People of deep influence are exegetes of their own hearts. They actively seek to peel back the layers of protection we use to avoid confronting the real us in order to allow God to transform us into what He made us to be – in every area of life – a process to be completed only when we see Him face to face! They live with a deep sense of God’s grace in their lives because they are willing to acknowledge their own darkness and allow God too shine His light in dark and dangerous places within their own souls.
Solomon was one who understood the multifaceted dimensions of the heart – its capacity for good under the Lordship of God and its capacity for deception and evil under the lordship of self. It is he who wrote this admonition: “Above all else, guard your heart for it is the wellspring of life” (Proverbs 4:23).
Our hearts are the place from which all of our attitudes, motives, and actions emanate. Jesus was clear on this…. Scripture is also clear on the fact that the heart of man was severely damaged by the fall, when Adam believed Satan that if he ate the fruit of the tree he would become like God. Interestingly, it was simply another version of Satan’s own attempt to become like God, or to usurp God so Satan’s own competition with God became man’s competition with God with the result that “We all like sheep have gone astray, each one going his own way” rather than God’s way.

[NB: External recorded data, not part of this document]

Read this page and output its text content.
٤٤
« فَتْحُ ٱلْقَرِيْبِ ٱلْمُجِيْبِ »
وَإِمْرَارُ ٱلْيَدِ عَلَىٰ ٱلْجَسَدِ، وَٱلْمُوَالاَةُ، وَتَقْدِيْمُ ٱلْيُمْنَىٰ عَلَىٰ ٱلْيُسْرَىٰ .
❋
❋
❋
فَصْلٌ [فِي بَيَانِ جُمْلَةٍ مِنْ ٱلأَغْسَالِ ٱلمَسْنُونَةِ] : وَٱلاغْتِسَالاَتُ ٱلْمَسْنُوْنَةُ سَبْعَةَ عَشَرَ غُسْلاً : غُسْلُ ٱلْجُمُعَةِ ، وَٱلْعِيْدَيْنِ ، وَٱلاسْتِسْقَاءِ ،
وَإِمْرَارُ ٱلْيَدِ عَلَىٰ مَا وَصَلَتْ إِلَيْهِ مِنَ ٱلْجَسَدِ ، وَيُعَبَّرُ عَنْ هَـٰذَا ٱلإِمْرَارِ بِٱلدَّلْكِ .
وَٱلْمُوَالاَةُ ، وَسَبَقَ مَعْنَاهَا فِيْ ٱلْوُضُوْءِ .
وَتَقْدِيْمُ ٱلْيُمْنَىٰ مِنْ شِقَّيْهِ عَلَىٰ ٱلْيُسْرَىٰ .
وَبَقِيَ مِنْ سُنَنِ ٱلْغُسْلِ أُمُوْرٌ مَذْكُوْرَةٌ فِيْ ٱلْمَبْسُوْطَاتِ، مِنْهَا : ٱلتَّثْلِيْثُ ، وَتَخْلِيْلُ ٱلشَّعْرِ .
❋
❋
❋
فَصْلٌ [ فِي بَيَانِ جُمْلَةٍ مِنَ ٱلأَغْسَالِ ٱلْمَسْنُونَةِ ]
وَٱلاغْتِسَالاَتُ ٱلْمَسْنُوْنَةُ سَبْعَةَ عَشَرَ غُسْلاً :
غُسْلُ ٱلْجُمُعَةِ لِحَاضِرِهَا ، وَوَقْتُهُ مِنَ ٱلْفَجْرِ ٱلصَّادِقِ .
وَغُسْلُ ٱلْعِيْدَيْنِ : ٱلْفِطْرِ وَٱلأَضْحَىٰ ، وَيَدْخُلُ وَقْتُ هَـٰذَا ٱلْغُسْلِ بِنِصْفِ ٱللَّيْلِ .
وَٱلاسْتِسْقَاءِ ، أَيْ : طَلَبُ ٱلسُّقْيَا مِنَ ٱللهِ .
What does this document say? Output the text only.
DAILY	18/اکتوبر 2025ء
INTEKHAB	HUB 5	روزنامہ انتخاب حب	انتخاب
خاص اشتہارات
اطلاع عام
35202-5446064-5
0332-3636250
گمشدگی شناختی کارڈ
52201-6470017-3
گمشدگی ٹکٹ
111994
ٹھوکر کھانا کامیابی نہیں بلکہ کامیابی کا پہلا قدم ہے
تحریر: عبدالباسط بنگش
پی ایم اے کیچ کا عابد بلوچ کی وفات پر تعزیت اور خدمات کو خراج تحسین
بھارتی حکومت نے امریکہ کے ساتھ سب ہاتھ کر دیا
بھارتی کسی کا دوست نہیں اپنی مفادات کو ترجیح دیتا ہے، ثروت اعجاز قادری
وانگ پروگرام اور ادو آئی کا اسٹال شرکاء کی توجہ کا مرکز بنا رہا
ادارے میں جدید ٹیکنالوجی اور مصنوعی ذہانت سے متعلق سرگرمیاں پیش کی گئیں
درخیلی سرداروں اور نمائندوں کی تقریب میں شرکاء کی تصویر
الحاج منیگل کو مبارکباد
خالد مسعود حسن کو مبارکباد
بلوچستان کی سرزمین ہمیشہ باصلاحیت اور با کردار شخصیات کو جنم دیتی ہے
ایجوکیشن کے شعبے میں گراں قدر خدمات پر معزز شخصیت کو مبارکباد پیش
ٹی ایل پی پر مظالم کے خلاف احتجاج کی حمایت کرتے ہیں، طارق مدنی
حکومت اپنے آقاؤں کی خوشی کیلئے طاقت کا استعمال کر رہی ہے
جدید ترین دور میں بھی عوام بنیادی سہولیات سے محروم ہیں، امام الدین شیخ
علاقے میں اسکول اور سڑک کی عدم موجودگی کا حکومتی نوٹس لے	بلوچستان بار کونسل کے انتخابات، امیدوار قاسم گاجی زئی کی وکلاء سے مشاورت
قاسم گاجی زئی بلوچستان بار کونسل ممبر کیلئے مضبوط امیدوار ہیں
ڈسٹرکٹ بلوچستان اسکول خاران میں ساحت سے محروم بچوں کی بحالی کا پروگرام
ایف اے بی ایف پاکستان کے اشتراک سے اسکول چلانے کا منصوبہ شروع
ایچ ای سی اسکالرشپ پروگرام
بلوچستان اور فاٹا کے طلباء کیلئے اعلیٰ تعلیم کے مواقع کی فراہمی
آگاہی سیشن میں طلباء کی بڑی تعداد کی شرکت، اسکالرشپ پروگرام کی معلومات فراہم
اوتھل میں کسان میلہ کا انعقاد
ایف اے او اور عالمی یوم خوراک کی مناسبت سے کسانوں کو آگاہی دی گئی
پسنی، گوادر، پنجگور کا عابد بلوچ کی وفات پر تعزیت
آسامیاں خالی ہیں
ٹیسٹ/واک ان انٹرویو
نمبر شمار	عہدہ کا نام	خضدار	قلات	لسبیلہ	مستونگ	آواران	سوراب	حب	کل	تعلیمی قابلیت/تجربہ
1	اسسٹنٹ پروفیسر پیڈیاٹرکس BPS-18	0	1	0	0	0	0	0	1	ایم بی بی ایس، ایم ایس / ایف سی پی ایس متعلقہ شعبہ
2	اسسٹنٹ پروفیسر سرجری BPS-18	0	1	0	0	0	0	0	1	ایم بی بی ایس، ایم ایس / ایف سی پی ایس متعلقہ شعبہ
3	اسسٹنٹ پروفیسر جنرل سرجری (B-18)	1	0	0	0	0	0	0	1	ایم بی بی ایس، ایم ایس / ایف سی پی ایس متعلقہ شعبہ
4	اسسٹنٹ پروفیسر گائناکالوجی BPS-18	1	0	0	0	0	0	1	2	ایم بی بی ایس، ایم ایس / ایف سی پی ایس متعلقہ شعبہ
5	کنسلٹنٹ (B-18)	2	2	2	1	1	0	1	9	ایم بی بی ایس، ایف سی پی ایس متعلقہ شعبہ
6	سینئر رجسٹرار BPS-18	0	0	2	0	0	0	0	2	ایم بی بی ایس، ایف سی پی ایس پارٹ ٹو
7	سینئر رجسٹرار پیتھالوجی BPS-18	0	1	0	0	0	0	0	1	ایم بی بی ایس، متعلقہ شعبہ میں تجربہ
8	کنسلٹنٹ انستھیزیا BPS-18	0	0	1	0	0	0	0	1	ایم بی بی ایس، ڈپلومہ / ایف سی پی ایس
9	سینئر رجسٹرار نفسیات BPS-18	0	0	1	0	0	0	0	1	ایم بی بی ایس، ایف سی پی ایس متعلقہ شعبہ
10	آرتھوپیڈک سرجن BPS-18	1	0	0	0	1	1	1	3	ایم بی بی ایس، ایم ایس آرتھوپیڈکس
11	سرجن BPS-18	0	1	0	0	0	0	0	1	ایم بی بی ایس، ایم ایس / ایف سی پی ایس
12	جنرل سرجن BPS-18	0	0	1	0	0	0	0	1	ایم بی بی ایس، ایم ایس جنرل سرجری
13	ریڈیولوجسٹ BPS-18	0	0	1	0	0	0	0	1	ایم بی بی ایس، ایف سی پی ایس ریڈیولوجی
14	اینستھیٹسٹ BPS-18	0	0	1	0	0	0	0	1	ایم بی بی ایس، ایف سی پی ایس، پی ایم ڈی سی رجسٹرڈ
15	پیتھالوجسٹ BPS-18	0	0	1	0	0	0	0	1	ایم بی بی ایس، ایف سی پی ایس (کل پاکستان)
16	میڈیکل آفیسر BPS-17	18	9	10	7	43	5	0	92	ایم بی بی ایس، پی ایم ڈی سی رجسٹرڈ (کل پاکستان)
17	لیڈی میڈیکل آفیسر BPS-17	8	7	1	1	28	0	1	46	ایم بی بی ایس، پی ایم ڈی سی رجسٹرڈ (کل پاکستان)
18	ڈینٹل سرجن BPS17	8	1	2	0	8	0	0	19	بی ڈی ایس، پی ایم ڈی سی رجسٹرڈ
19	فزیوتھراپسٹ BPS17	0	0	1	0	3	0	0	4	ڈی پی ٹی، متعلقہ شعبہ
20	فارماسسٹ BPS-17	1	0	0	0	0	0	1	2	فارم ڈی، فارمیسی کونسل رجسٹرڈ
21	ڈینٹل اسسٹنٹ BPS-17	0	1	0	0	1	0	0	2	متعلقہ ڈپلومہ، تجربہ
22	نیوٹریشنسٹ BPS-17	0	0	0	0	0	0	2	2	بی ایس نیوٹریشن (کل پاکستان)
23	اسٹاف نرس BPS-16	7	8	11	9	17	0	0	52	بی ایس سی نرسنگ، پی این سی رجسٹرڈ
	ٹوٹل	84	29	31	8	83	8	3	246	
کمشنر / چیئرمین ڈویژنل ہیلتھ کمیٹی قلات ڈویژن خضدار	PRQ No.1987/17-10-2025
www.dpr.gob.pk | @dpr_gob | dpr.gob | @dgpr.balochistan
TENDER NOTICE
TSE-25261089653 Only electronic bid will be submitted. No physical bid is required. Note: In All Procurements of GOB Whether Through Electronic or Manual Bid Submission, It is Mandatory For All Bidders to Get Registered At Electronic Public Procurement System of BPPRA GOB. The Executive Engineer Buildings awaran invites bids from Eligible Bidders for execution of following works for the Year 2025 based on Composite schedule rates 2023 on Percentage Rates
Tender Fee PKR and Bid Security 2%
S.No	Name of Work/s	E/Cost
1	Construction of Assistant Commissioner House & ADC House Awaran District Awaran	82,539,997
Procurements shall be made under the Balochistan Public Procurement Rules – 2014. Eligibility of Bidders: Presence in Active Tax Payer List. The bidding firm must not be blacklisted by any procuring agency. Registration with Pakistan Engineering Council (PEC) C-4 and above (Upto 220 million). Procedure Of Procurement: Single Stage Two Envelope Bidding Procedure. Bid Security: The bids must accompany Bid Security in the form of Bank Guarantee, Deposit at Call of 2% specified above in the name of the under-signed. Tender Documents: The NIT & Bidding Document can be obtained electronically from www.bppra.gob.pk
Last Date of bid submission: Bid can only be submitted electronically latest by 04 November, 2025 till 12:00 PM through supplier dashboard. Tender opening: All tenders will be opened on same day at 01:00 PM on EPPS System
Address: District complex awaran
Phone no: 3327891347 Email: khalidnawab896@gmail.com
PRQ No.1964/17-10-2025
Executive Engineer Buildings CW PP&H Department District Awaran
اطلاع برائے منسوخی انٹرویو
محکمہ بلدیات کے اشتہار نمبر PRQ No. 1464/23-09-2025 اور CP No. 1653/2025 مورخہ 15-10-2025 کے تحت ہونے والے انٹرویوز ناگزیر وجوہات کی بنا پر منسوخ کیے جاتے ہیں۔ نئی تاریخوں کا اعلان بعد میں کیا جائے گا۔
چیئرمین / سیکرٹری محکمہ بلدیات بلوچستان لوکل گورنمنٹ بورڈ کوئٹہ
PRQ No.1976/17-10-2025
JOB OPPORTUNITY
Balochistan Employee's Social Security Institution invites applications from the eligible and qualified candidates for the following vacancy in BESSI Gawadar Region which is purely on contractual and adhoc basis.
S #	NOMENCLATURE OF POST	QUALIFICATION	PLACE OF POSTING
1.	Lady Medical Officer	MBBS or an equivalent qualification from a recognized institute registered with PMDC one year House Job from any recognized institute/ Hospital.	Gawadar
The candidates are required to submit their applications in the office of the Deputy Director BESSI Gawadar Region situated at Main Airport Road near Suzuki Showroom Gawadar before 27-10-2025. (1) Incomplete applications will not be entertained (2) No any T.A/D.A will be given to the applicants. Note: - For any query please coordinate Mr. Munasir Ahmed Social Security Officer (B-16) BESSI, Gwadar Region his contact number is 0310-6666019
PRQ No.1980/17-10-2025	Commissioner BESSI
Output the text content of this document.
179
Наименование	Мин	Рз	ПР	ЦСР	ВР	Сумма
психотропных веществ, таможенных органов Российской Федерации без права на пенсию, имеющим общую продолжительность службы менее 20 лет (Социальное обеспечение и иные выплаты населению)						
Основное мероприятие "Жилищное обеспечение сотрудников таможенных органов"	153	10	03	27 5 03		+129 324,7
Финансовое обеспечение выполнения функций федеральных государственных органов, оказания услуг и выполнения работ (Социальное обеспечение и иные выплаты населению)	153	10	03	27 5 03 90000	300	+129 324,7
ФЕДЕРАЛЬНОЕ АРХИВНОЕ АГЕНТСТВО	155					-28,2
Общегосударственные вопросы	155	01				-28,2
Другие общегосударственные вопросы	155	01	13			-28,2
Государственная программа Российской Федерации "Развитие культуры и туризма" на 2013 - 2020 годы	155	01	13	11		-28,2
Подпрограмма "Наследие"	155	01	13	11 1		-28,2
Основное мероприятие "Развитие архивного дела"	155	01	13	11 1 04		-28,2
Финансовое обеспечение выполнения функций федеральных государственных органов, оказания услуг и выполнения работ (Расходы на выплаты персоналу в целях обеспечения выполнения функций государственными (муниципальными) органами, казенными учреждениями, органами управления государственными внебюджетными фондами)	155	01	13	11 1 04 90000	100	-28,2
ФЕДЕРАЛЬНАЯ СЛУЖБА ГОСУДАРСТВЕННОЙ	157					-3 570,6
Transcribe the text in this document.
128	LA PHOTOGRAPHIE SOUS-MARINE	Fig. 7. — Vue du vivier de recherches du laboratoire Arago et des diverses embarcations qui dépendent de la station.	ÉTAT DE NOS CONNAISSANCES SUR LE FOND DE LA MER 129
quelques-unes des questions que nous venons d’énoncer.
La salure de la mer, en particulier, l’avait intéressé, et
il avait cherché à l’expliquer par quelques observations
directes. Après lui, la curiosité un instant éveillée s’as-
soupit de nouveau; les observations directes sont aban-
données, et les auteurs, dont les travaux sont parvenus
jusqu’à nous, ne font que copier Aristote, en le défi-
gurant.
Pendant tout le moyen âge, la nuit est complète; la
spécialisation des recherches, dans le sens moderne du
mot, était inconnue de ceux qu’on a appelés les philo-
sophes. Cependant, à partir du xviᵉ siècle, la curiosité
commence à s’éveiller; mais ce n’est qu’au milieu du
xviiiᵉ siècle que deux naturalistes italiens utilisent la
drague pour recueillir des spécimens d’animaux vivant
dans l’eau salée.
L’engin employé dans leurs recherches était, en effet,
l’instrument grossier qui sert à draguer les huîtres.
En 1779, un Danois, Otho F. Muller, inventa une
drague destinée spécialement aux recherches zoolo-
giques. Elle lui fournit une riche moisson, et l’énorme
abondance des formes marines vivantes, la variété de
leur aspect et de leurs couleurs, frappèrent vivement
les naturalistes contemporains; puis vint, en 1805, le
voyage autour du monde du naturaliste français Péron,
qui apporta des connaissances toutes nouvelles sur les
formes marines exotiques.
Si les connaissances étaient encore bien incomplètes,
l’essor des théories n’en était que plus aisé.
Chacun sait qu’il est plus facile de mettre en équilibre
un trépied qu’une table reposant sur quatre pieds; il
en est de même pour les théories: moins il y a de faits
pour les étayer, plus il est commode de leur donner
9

The dilemma we face is that even though transformed by grace – having been justified by Christ’s blood, the process of sanctification is ongoing and the ability of our hearts to deceive us is significant. This is why Christ followers can do such damage to one another – we are deceived in our own hearts that what we are doing is justified when often it is simply the sinfulness of our lower nature showing its ugly head.
I think of church leaders who in the name of “ministry” hurt others who get in their way to success. I think of Christ followers who refuse to reconcile with another party even when that party desires reconciliation. I think of my own ability to justify attitudes or actions that negatively impact others in the name of furthering the gospel of Christ. It takes deep sensitivity to the Spirit of God and word of God which has the ability to divide the marrow of the heart, to sift through what is truly righteous in our motives, thoughts and actions, and what is the residue of our own sinful, stubborn and independent nature!
For leaders, this issue is even more important because our actions impact others in a more direct way than the actions of the average person. And, we have authority over others that many do not have. How we use that authority is always a matter of our heart and whether we understand the layers of our hearts, thoughts, motives, intentions, desires and the myriad other influences on our lives that impact our actions. Like the proverbial onion, there are layers and layers of possible motivations to our actions and getting the real “core” is the constant challenge of a person of deep influence.